16 anos de PT – Por Alexandre Garcia

O ex-presidente Lula concedeu uma longa entrevista aos Diários Associados, publicada no domingo. Avisou o partido que não vai aceitar o “Volta, Lula”: “Se houver alguém que se diz (SIC) lulista e não dilmista, eu o dispenso de ser lulista”. Na entrevista, reconhece que nem todos no PT gostam de Dilma. “Eu não estou pedindo que gostem dela. Eu quero que as pessoas a respeitem na função institucional e saibam que o PT está lá para apoiá-la”. Quer dizer, gostando ou não, Dilma representa o partido e é o único caminho para manter o poder nas mãos do PT.

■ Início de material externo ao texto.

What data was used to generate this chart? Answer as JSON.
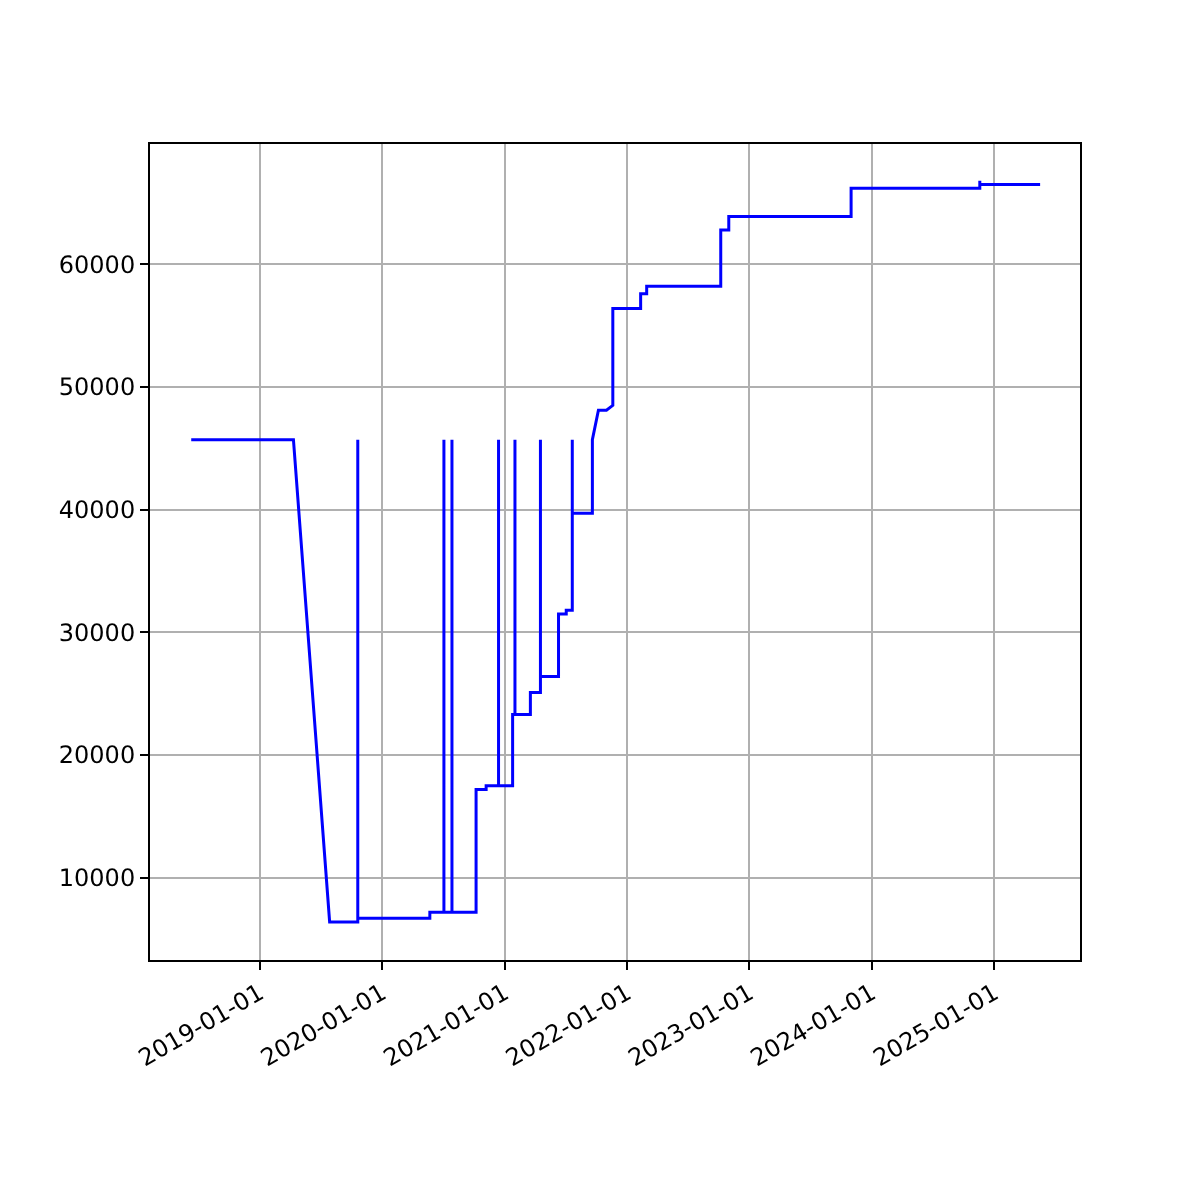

Alexandre Garcia - Colunista da agência “Alô Comunicação”
Alexandre Garcia – Colunista da agência “Alô Comunicação”

Lula, assim, já determina o que a convenção do partido deverá homologar. Roma locuta, causa finita. Lula falou, não se discute mais. E já tem os planos para a campanha, acertados com o marqueteiro João Santana. Ele próprio já ironizou a situação, comentando que elegera dois postes: Dilma e Haddad. Agora vai para a reeleição de Dilma e o quarto mandato presidencial petista-lulista. “Eu vou percorrer o Brasil como se eu fosse candidato” – disse ele sem pejo. “Se ela não puder ir para o comício num determinado dia, eu vou no lugar dela. Se ela for para o Sul, eu vou para o Norte. Se ela for para o Nordeste, eu vou para o Sudeste”. Ou seja, na campanha eleitoral, o território ficará coberto pela candidatura Lula-Dilma.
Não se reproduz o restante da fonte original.